Por Patricia San Juan

“El cambio comienza hoy” es una frase trillada pero que debería aplicarse, sobre todo a los temas relacionados con el cambio climático.

Los activistas remarcan que es necesario que las modificaciones empiecen ya y no se vean hasta dentro de 10 años, -como plantean los Objetivos de Desarrollo Sustentable 2030-; que las metas se coloquen a corto plazo y que sean radicales. Pues de acuerdo con investigaciones como la del Grupo Intergubernamental de Expertos sobre Cambio Climático, el calentamiento global “se intensifica y avanza con rapidez”.

Por supuesto necesitamos modificaciones en el consumo personal y familiar para limitar nuestros niveles de contaminación, pero sobre todas las cosas es un proceso que requiere exigir a las grandes empresas y a los gobiernos, es decir, a aquellas personas con poder, que cambien las formas en las que producen, emiten, venden, compran o accionan.

Esta semana Greta Thunberg lo remarcó en su discurso. Para los líderes políticos el trabajo por el clima representa “palabras vacías y promesas” que se quedan en los diálogos transmitidos por televisión o en mítines.

La crisis climática, señaló la activista, es un síntoma de una crisis mayor: la de sustentabilidad, social y de inequidad, que vienen desde el colonialismo. Una crisis basada en la idea de que algunos valen más que otros y por ello tienen derecho de explotar y robar los recursos y tierras de las otras personas.
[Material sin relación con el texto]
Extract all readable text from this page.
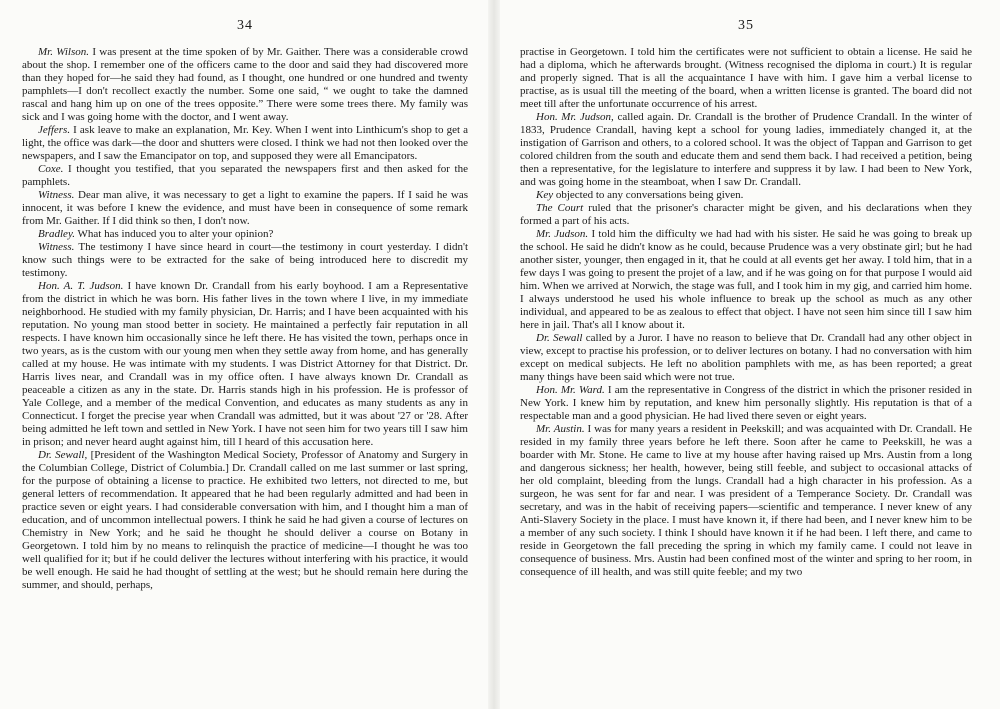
34

Mr. Wilson. I was present at the time spoken of by Mr. Gaither. There was a considerable crowd about the shop. I remember one of the officers came to the door and said they had discovered more than they hoped for—he said they had found, as I thought, one hundred or one hundred and twenty pamphlets—I don't recollect exactly the number. Some one said, “ we ought to take the damned rascal and hang him up on one of the trees opposite.” There were some trees there. My family was sick and I was going home with the doctor, and I went away.

Jeffers. I ask leave to make an explanation, Mr. Key. When I went into Linthicum's shop to get a light, the office was dark—the door and shutters were closed. I think we had not then looked over the newspapers, and I saw the Emancipator on top, and supposed they were all Emancipators.

Coxe. I thought you testified, that you separated the newspapers first and then asked for the pamphlets.

Witness. Dear man alive, it was necessary to get a light to examine the papers. If I said he was innocent, it was before I knew the evidence, and must have been in consequence of some remark from Mr. Gaither. If I did think so then, I don't now.

Bradley. What has induced you to alter your opinion?

Witness. The testimony I have since heard in court—the testimony in court yesterday. I didn't know such things were to be extracted for the sake of being introduced here to discredit my testimony.

Hon. A. T. Judson. I have known Dr. Crandall from his early boyhood. I am a Representative from the district in which he was born. His father lives in the town where I live, in my immediate neighborhood. He studied with my family physician, Dr. Harris; and I have been acquainted with his reputation. No young man stood better in society. He maintained a perfectly fair reputation in all respects. I have known him occasionally since he left there. He has visited the town, perhaps once in two years, as is the custom with our young men when they settle away from home, and has generally called at my house. He was intimate with my students. I was District Attorney for that District. Dr. Harris lives near, and Crandall was in my office often. I have always known Dr. Crandall as peaceable a citizen as any in the state. Dr. Harris stands high in his profession. He is professor of Yale College, and a member of the medical Convention, and educates as many students as any in Connecticut. I forget the precise year when Crandall was admitted, but it was about '27 or '28. After being admitted he left town and settled in New York. I have not seen him for two years till I saw him in prison; and never heard aught against him, till I heard of this accusation here.

Dr. Sewall, [President of the Washington Medical Society, Professor of Anatomy and Surgery in the Columbian College, District of Columbia.] Dr. Crandall called on me last summer or last spring, for the purpose of obtaining a license to practice. He exhibited two letters, not directed to me, but general letters of recommendation. It appeared that he had been regularly admitted and had been in practice seven or eight years. I had considerable conversation with him, and I thought him a man of education, and of uncommon intellectual powers. I think he said he had given a course of lectures on Chemistry in New York; and he said he thought he should deliver a course on Botany in Georgetown. I told him by no means to relinquish the practice of medicine—I thought he was too well qualified for it; but if he could deliver the lectures without interfering with his practice, it would be well enough. He said he had thought of settling at the west; but he should remain here during the summer, and should, perhaps,

35

practise in Georgetown. I told him the certificates were not sufficient to obtain a license. He said he had a diploma, which he afterwards brought. (Witness recognised the diploma in court.) It is regular and properly signed. That is all the acquaintance I have with him. I gave him a verbal license to practise, as is usual till the meeting of the board, when a written license is granted. The board did not meet till after the unfortunate occurrence of his arrest.

Hon. Mr. Judson, called again. Dr. Crandall is the brother of Prudence Crandall. In the winter of 1833, Prudence Crandall, having kept a school for young ladies, immediately changed it, at the instigation of Garrison and others, to a colored school. It was the object of Tappan and Garrison to get colored children from the south and educate them and send them back. I had received a petition, being then a representative, for the legislature to interfere and suppress it by law. I had been to New York, and was going home in the steamboat, when I saw Dr. Crandall.

Key objected to any conversations being given.

The Court ruled that the prisoner's character might be given, and his declarations when they formed a part of his acts.

Mr. Judson. I told him the difficulty we had had with his sister. He said he was going to break up the school. He said he didn't know as he could, because Prudence was a very obstinate girl; but he had another sister, younger, then engaged in it, that he could at all events get her away. I told him, that in a few days I was going to present the projet of a law, and if he was going on for that purpose I would aid him. When we arrived at Norwich, the stage was full, and I took him in my gig, and carried him home. I always understood he used his whole influence to break up the school as much as any other individual, and appeared to be as zealous to effect that object. I have not seen him since till I saw him here in jail. That's all I know about it.

Dr. Sewall called by a Juror. I have no reason to believe that Dr. Crandall had any other object in view, except to practise his profession, or to deliver lectures on botany. I had no conversation with him except on medical subjects. He left no abolition pamphlets with me, as has been reported; a great many things have been said which were not true.

Hon. Mr. Ward. I am the representative in Congress of the district in which the prisoner resided in New York. I knew him by reputation, and knew him personally slightly. His reputation is that of a respectable man and a good physician. He had lived there seven or eight years.

Mr. Austin. I was for many years a resident in Peekskill; and was acquainted with Dr. Crandall. He resided in my family three years before he left there. Soon after he came to Peekskill, he was a boarder with Mr. Stone. He came to live at my house after having raised up Mrs. Austin from a long and dangerous sickness; her health, however, being still feeble, and subject to occasional attacks of her old complaint, bleeding from the lungs. Crandall had a high character in his profession. As a surgeon, he was sent for far and near. I was president of a Temperance Society. Dr. Crandall was secretary, and was in the habit of receiving papers—scientific and temperance. I never knew of any Anti-Slavery Society in the place. I must have known it, if there had been, and I never knew him to be a member of any such society. I think I should have known it if he had been. I left there, and came to reside in Georgetown the fall preceding the spring in which my family came. I could not leave in consequence of business. Mrs. Austin had been confined most of the winter and spring to her room, in consequence of ill health, and was still quite feeble; and my two
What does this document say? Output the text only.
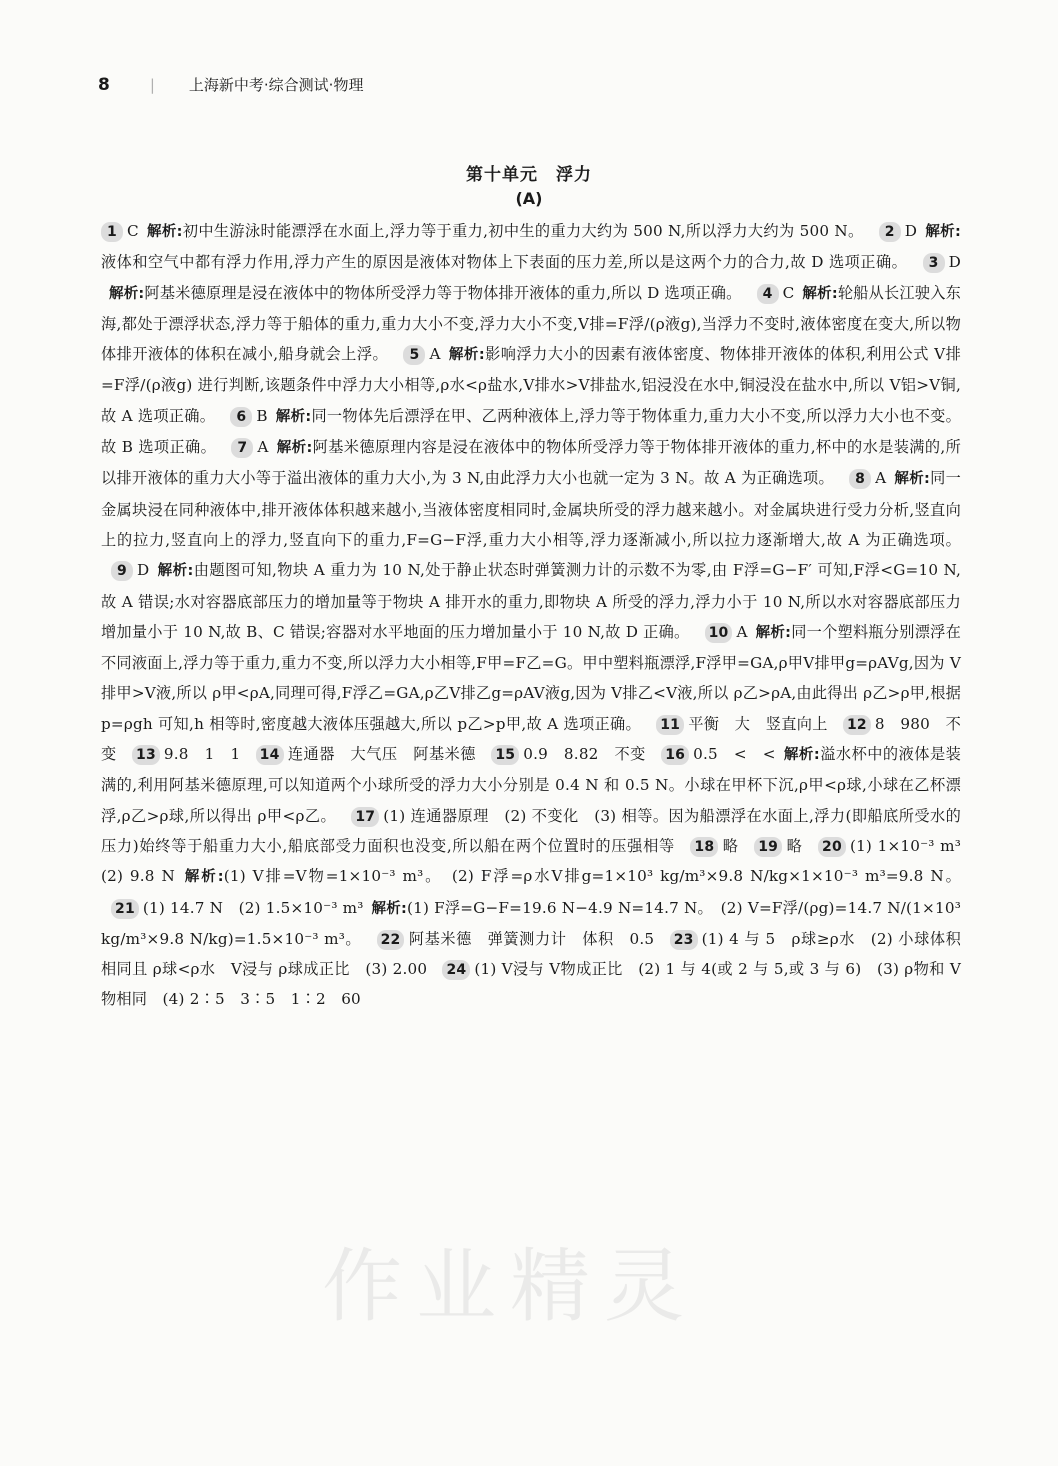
8	| 上海新中考·综合测试·物理
第十单元　浮力
(A)
1 C 解析:初中生游泳时能漂浮在水面上,浮力等于重力,初中生的重力大约为 500 N,所以浮力大约为 500 N。 2 D 解析:液体和空气中都有浮力作用,浮力产生的原因是液体对物体上下表面的压力差,所以是这两个力的合力,故 D 选项正确。 3 D解析:阿基米德原理是浸在液体中的物体所受浮力等于物体排开液体的重力,所以 D 选项正确。 4 C 解析:轮船从长江驶入东海,都处于漂浮状态,浮力等于船体的重力,重力大小不变,浮力大小不变,V排=F浮/(ρ液g),当浮力不变时,液体密度在变大,所以物体排开液体的体积在减小,船身就会上浮。 5 A 解析:影响浮力大小的因素有液体密度、物体排开液体的体积,利用公式 V排=F浮/(ρ液g) 进行判断,该题条件中浮力大小相等,ρ水<ρ盐水,V排水>V排盐水,铝浸没在水中,铜浸没在盐水中,所以 V铝>V铜,故 A 选项正确。 6 B 解析:同一物体先后漂浮在甲、乙两种液体上,浮力等于物体重力,重力大小不变,所以浮力大小也不变。故 B 选项正确。 7 A 解析:阿基米德原理内容是浸在液体中的物体所受浮力等于物体排开液体的重力,杯中的水是装满的,所以排开液体的重力大小等于溢出液体的重力大小,为 3 N,由此浮力大小也就一定为 3 N。故 A 为正确选项。 8 A 解析:同一金属块浸在同种液体中,排开液体体积越来越小,当液体密度相同时,金属块所受的浮力越来越小。对金属块进行受力分析,竖直向上的拉力,竖直向上的浮力,竖直向下的重力,F=G−F浮,重力大小相等,浮力逐渐减小,所以拉力逐渐增大,故 A 为正确选项。 9 D 解析:由题图可知,物块 A 重力为 10 N,处于静止状态时弹簧测力计的示数不为零,由 F浮=G−F′ 可知,F浮<G=10 N,故 A 错误;水对容器底部压力的增加量等于物块 A 排开水的重力,即物块 A 所受的浮力,浮力小于 10 N,所以水对容器底部压力增加量小于 10 N,故 B、C 错误;容器对水平地面的压力增加量小于 10 N,故 D 正确。 10 A 解析:同一个塑料瓶分别漂浮在不同液面上,浮力等于重力,重力不变,所以浮力大小相等,F甲=F乙=G。甲中塑料瓶漂浮,F浮甲=GA,ρ甲V排甲g=ρAVg,因为 V排甲>V液,所以 ρ甲<ρA,同理可得,F浮乙=GA,ρ乙V排乙g=ρAV液g,因为 V排乙<V液,所以 ρ乙>ρA,由此得出 ρ乙>ρ甲,根据 p=ρgh 可知,h 相等时,密度越大液体压强越大,所以 p乙>p甲,故 A 选项正确。 11 平衡　大　竖直向上 12 8　980　不变 13 9.8　1　1 14 连通器　大气压　阿基米德 15 0.9　8.82　不变 16 0.5　<　< 解析:溢水杯中的液体是装满的,利用阿基米德原理,可以知道两个小球所受的浮力大小分别是 0.4 N 和 0.5 N。小球在甲杯下沉,ρ甲<ρ球,小球在乙杯漂浮,ρ乙>ρ球,所以得出 ρ甲<ρ乙。 17 (1) 连通器原理　(2) 不变化　(3) 相等。因为船漂浮在水面上,浮力(即船底所受水的压力)始终等于船重力大小,船底部受力面积也没变,所以船在两个位置时的压强相等 18 略 19 略 20 (1) 1×10⁻³ m³　(2) 9.8 N 解析:(1) V排=V物=1×10⁻³ m³。　(2) F浮=ρ水V排g=1×10³ kg/m³×9.8 N/kg×1×10⁻³ m³=9.8 N。 21 (1) 14.7 N　(2) 1.5×10⁻³ m³ 解析:(1) F浮=G−F=19.6 N−4.9 N=14.7 N。　(2) V=F浮/(ρg)=14.7 N/(1×10³ kg/m³×9.8 N/kg)=1.5×10⁻³ m³。 22 阿基米德　弹簧测力计　体积　0.5 23 (1) 4 与 5　ρ球≥ρ水　(2) 小球体积相同且 ρ球<ρ水　V浸与 ρ球成正比　(3) 2.00 24 (1) V浸与 V物成正比　(2) 1 与 4(或 2 与 5,或 3 与 6)　(3) ρ物和 V物相同　(4) 2∶5　3∶5　1∶2　60
作业精灵
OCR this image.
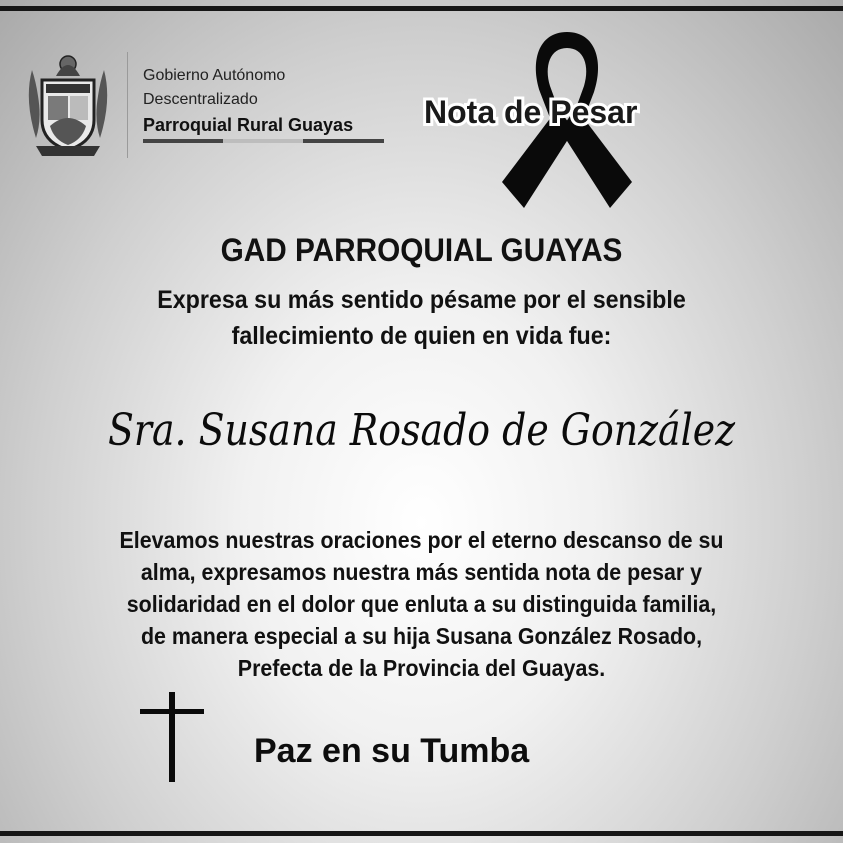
Gobierno Autónomo
Descentralizado
Parroquial Rural Guayas	Nota de Pesar
GAD PARROQUIAL GUAYAS
Expresa su más sentido pésame por el sensible
fallecimiento de quien en vida fue:
Sra. Susana Rosado de González
Elevamos nuestras oraciones por el eterno descanso de su
alma, expresamos nuestra más sentida nota de pesar y
solidaridad en el dolor que enluta a su distinguida familia,
de manera especial a su hija Susana González Rosado,
Prefecta de la Provincia del Guayas.
Paz en su Tumba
El capitalismo y el neoliberalismo impactan de forma negativa tanto en lo social, político y económico, como en el medio ambiente. Es necesario respetar la fuerza de trabajo, los conocimientos, pero sobre todo a las personas y sus derechos, que plantean la necesidad de desarrollar su vida en un mundo sustentable.

Las tierras que se roban de los pueblos en nombre de las energías limpias les quitan la oportunidad de desarrollarse, así como lo hacen las minas, en las que no sólo se explota  a trabajadores, sino que sus desechos contaminan ríos y mares, como sucede con otras industrias.

El impacto es para las personas, aquellas que no tienen la oportunidad de migrar a un lugar mejor, uno donde no se vea la polución y se noten los campos verdes, cual postales preciosas.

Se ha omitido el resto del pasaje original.